A seed drill, if available (they are not known everywhere), allows one adult and a horse, ox or two donkeys to plough and plant a field in spaced rows in two quarters total.
For the grain crop, set aside three d6s per field planted. For legumes, set aside three d4s. An enriched field increases the die size of crops planted in it by one step.
Growing and Weeding
Grains are established (can overwinter) after four warm quarters and grown after 24. Legumes are grown after 18 quarters.
For the 6th–9th quarter-moons after the beginning of the frost-free season and before its end the weather is warm; count them half again towards the growth of crops. The weather between these periods is hot and counts double towards growth.
For the first half of their growth, crops need to be weeded. A broadcast field needs three people to weed and a spaced field needs two. Children can weed.

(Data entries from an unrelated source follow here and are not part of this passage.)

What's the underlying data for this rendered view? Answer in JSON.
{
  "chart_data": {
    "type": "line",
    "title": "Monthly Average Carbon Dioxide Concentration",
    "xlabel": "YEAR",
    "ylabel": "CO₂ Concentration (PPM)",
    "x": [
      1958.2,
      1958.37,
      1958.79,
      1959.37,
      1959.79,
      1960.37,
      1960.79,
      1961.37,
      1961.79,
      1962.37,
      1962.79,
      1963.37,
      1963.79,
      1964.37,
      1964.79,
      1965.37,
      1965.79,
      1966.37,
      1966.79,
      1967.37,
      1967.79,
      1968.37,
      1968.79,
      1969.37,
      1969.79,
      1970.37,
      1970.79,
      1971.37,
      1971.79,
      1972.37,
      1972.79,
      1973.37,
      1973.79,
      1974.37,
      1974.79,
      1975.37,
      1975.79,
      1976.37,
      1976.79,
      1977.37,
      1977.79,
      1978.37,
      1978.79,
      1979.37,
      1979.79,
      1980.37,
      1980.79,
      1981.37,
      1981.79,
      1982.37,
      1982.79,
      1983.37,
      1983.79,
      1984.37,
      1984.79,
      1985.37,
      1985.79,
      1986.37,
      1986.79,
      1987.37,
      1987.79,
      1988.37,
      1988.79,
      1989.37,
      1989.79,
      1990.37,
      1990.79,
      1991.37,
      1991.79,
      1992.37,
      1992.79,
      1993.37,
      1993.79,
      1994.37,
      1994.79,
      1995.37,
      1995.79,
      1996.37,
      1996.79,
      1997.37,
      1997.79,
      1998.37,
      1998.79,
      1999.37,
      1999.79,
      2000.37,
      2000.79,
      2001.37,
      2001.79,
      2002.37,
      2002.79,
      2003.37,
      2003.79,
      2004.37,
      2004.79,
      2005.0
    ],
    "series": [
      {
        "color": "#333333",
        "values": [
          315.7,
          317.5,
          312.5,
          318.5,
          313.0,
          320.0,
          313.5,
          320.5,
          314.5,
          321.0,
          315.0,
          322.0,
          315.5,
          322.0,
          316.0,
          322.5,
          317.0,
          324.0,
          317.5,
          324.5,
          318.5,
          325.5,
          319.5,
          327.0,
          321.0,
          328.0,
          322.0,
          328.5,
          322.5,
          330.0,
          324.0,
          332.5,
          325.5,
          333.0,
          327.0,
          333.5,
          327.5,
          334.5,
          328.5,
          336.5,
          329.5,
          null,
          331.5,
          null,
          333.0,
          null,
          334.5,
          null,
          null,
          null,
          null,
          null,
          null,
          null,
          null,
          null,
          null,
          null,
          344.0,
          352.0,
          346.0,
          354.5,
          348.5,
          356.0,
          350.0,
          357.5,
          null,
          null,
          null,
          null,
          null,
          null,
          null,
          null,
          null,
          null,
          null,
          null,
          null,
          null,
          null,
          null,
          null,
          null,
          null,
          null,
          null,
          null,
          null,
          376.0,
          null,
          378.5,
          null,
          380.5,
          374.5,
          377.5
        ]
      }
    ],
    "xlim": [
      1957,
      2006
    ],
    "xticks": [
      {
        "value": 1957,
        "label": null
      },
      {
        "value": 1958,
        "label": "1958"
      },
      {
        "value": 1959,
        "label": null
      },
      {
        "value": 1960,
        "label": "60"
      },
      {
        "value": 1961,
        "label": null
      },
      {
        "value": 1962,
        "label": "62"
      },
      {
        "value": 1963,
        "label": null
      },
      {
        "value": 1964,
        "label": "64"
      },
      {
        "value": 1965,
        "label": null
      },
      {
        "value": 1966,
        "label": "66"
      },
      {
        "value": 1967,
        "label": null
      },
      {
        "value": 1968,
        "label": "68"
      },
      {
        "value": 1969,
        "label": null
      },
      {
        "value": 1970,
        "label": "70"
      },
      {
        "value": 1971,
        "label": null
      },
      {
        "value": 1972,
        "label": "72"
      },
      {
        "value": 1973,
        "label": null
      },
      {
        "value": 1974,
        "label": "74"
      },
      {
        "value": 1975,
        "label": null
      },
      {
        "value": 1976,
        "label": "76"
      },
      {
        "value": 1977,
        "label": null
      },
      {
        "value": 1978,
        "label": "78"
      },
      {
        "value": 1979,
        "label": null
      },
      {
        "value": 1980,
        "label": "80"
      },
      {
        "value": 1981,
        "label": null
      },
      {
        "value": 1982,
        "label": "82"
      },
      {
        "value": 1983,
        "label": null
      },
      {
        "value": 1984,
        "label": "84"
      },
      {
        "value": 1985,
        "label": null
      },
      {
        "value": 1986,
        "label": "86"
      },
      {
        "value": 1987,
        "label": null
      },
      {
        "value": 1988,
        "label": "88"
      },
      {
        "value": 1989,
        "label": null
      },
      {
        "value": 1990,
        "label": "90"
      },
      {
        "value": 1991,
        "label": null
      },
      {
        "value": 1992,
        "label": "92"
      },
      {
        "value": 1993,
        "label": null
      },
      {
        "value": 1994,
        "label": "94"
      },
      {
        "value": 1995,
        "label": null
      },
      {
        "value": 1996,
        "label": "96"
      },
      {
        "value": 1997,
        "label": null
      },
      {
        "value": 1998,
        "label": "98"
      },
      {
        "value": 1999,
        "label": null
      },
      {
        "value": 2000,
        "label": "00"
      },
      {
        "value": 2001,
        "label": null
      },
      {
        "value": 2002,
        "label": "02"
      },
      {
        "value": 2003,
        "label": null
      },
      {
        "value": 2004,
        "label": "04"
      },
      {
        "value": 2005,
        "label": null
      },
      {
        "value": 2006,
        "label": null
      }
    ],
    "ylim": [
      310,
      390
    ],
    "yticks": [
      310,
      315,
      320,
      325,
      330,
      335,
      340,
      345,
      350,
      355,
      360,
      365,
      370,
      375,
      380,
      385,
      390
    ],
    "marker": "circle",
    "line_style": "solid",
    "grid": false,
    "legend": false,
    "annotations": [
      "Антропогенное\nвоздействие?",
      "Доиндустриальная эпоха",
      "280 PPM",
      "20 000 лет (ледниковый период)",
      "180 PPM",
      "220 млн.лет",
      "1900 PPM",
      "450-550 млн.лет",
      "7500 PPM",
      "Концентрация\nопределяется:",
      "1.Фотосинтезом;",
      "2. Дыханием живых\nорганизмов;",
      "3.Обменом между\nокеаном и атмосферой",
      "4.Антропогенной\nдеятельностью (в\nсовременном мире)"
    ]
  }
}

Remove a die from each crop for every field that gets less than half this amount of weeding.
In the first and last three quarters of the growing season, there is a 1-in-10 chance of a cold snap. If this comes during the weeding period of any crop in the ground, reduce its die sizes by one step.
Harvest
Each field takes three adults (or two adults and two children) two quarters to harvest. Remove one die from a crop for each field whose harvest is delayed or that has been damaged.
Once harvested, roll the dice for a crop and multiply by 10 to determine its size, in bushels.